A nadie nos es ajeno que vivimos una seria crisis en materia de seguridad pública. No hay día en que no tengamos noticia de algún hecho de violencia en el país y también son conocidos los altos índices de impunidad en lo que al castigo de los crímenes se refiere.

La nueva reforma judicial, propuesta por el Presidente pareciera endilgar esta crisis a los jueces que, si bien tienen parte de responsabilidad al respecto, no son quienes deben cargar con todo el peso de la culpa.

Como responsables de los temas de seguridad participan en cadena varios actores, entre estos el Poder Judicial, pero con un peso mucho menos importante que el Ejecutivo, que tiene a su cargo las fuerzas policiales y cuyo deber es perseguir a los delincuentes para ponerlos a disposición de otra instancia —las Fiscalías autónomas— que, en su carácter de órganos investigadores y reunidos los elementos de prueba conducentes, los acusa ante el juez.

El Poder Judicial interviene hasta el fin de la cadena. Su papel es aplicar la ley para castigar el delito y proteger a las víctimas; pero el juez no puede, con base en meras ocurrencias, definir lo que debe hacerse en cada caso concreto, sino que debe ceñirse a los elementos de prueba que le presenta la fiscalía en su carácter de acusador y, en su caso, la defensa.

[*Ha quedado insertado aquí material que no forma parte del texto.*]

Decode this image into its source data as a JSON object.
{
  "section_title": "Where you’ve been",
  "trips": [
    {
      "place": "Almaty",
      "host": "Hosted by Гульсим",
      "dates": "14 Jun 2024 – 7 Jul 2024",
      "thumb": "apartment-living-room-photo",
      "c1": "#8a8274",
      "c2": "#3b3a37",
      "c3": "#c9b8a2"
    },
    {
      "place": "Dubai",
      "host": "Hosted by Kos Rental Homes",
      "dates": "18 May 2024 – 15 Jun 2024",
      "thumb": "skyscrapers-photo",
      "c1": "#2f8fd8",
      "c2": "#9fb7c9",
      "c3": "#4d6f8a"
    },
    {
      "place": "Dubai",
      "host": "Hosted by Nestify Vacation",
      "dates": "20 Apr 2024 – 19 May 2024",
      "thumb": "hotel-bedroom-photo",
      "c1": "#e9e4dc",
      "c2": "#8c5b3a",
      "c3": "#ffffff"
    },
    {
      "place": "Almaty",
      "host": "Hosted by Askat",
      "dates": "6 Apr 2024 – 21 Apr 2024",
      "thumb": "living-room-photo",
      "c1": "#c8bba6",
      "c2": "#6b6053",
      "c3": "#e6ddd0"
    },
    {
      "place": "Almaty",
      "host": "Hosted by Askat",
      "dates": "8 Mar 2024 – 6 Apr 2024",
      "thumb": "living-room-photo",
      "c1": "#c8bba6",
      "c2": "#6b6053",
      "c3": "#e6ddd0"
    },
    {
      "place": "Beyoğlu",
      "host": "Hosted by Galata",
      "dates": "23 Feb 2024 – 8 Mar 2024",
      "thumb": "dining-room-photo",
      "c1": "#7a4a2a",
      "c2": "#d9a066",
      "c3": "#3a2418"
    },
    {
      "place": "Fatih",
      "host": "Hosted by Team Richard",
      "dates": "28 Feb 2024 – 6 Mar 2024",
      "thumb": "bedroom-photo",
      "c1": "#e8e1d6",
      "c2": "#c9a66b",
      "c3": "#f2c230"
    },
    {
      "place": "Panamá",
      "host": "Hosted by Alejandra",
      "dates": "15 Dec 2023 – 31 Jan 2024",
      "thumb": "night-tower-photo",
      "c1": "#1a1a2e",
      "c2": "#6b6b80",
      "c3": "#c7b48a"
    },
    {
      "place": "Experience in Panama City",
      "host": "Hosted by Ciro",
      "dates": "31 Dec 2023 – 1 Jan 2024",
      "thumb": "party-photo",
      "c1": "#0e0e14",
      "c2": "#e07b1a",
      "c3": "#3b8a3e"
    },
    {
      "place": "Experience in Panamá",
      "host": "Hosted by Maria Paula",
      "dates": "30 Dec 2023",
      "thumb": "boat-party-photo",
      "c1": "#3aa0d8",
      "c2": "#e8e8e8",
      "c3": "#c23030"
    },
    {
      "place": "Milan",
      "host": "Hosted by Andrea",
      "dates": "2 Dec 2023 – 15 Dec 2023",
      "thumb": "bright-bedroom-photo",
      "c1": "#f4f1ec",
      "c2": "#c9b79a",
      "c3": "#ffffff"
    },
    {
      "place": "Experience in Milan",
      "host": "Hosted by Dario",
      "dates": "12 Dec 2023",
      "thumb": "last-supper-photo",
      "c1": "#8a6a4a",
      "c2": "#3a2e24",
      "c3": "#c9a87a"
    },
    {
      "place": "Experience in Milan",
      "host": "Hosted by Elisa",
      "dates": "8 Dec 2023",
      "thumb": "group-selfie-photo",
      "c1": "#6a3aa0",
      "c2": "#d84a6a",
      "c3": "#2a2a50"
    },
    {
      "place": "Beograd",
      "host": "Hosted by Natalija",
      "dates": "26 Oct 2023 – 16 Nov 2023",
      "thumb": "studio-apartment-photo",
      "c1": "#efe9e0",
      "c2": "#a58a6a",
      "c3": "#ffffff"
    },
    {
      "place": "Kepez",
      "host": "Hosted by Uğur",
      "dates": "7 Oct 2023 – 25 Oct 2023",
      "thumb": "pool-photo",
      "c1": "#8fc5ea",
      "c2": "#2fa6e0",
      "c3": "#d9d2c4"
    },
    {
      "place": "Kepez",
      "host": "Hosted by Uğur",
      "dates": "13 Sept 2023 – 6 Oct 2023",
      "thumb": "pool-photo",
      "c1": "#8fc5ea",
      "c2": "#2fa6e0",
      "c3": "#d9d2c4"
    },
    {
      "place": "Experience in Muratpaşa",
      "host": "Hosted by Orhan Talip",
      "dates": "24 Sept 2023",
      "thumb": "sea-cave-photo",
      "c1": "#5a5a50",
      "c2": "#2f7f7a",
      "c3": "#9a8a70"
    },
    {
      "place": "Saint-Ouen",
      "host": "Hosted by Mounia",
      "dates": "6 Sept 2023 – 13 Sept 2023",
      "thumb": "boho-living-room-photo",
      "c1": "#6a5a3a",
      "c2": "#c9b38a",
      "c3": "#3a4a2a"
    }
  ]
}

De manera que la impunidad es consecuencia de una cadena de desgracias que no son imputables en exclusiva al Poder Judicial, quien es el último eslabón y no puede sino resolver con los elementos que, bien o mal recabados, se presenten a su consideración.

No pretendo deslindar a la judicatura de su responsabilidad en el problema, ni mucho menos afirmar que todos los jueces son impolutos; pero la solución del tema de seguridad y justicia no pasa en exclusiva por reformar la Constitución para cambiar unos jueces por otros nuevos, votados por la ciudadanía, lo cual conlleva otros múltiples problemas que no son materia de este análisis.

No se puede afrontar el tema de seguridad y justicia sin analizar el panorama completo. La discusión en tan delicada materia conviene que sea integral y si realmente se quiere poner remedio a la corrupción y a la impunidad debe partirse de que los jueces no son los responsables de la inseguridad ni tienen manga ancha en la impartición de justicia en el país.

Si una persona sufre en carne propia un delito en su perjuicio, poco podrán hacer los “nuevos jueces” electos si la policía no detiene a los delincuentes o, peor aún, si los fiscales no realizan investigaciones científicas que permitan integrar casos sólidos. Poco podrán hacer los jueces si los expedientes y las averiguaciones son deficientes.

Constitucionalmente, el Poder Judicial no puede suplir la negligencia y corrupción de las fiscalías, ni ser juez y parte para castigar a los delincuentes.

Endosar culpas no parece ser la solución viable y eficaz al gravísimo flagelo de la inseguridad pública y la impunidad.

La trascendencia es de tal magnitud que conviene canalizar los esfuerzos a propuestas integrales, en una política de estado que comporte la colaboración entre las diversas ramas del poder público, lo que representaría un giro de ciento ochenta grados para los justiciables.